S. M.T. : 2 millions d’euros ont été alloués pour le projet French Tech Diversité, lancé en mars dernier. Il s’agissait d’une expérimentation, en Île-de-France. Le Premier ministre a annoncé le déploiement de cette initiative sur toute la France avec le doublement du budget. Soit 4 millions pour 2018.

2 millions d’euros divisés par 35 start-ups, pour 80 personnes, en une action cela a un double impact : un impact individuel sur les personnes que l’on accompagne. Chaque personne a 45 000 euros d’aides, un hébergement d’un an en incubateurs, soit 12 000 euros. Si on fait le calcul : cela fait 57 000 euros par start-up.

En parallèle, nous accompagnons nos pépites, nos hauts-potentiels, ayant un programme de masterclass, des événements pour les mettre en réseau. Nous les suivons tout au long de l’année pour que leurs projets rencontrent le moins de difficultés et qu’ils réussissent à avancer au maximum.

C’est tout ce système qui fera que leurs start-ups réussiront. Toutes les start-ups ne réussissent pas. En revanche, l’objectif est qu’il y ait une vraie montée en compétences, une vraie expérience positive in fine.

L’entrepreneuriat suppose aussi de faire de la gestion de projet, de la comptabilité, de la communication : ils auront appris tout cela.

S.H. : Selon vous, pourquoi le modèle de la « start-up » attire tant en France ?

S. M.T. : Cet écosystème a la culture du changement. Les start-ups doivent changer être en phase avec l’air du temps.

Il y a donc de manière générale moins de résistance au changement, y compris pour qu’il y ait de la diversité. Je pense qu’il y en aura de plus en plus, car il y a ce pragmatisme économique. Le côté plus rapide et tourné vers l’international séduisent aussi.

Il y a beaucoup de belles histoires aussi, d’entrepreneurs partis de rien et qui ont réussi.

Dans les start-ups, il a un esprit à l’américaine où on formalise moins. Il a des codes comme dans les grands groupes, mais il est plus simple de les intégrer notamment via le numérique notamment.

Les start-ups s’affranchissent de certains marqueurs sociologiques. Ce modèle permet de dépasser certaines barrières.

S.H. : Quelle place occupe le numérique dans le projet French Tech ? 
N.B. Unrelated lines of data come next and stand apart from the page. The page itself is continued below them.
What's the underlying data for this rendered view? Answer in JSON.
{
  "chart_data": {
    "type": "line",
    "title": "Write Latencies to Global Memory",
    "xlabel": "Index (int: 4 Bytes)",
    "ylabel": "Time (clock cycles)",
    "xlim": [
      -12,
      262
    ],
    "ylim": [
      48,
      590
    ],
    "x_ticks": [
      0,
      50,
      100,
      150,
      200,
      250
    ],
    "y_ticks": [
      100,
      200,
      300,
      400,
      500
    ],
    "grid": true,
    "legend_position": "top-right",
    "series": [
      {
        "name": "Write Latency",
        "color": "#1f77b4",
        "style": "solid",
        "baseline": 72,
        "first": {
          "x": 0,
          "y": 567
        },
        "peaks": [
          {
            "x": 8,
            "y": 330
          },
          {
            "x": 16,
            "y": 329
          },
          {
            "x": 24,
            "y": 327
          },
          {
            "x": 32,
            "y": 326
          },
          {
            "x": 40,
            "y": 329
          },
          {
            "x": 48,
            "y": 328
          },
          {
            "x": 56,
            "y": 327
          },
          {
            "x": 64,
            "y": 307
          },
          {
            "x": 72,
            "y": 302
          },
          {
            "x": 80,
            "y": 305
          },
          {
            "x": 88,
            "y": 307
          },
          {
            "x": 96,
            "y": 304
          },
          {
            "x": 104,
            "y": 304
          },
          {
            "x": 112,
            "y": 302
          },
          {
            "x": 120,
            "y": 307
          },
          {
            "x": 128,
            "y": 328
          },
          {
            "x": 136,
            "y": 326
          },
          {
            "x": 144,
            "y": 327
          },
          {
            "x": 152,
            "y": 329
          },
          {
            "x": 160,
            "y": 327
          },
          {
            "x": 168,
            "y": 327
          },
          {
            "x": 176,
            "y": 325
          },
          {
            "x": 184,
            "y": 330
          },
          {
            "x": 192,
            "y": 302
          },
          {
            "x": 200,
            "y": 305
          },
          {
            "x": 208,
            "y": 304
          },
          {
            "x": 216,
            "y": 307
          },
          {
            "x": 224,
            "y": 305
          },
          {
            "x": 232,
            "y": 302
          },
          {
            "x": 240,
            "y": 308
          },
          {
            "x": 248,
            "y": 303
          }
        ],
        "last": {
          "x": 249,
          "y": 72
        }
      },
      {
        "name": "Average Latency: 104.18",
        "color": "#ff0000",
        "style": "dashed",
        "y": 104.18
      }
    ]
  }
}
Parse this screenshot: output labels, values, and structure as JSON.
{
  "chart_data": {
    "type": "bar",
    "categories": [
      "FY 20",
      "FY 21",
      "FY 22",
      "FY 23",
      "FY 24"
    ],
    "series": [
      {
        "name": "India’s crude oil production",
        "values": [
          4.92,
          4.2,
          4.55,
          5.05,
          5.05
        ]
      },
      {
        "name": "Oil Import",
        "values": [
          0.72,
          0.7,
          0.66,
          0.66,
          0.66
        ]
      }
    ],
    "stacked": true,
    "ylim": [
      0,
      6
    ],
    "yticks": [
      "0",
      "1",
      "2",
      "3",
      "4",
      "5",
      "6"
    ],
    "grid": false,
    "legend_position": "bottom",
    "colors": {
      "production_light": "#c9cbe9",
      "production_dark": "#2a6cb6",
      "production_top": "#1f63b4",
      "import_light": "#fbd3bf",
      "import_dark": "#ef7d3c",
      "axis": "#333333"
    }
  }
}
S. M.T. : Les projets intègrent tout un tas d’innovation, des projets différents des maturités de projets différents. Dans la première édition, les projets intégraient tous le numérique. Cela faisait partie des critères. Pour la prochaine édition, ce ne sera pas le cas. L’appel à candidature pour les lauréats commencera le premier trimestre 2018. On prévoit une entrée en incubation fin du premier semestre 2018.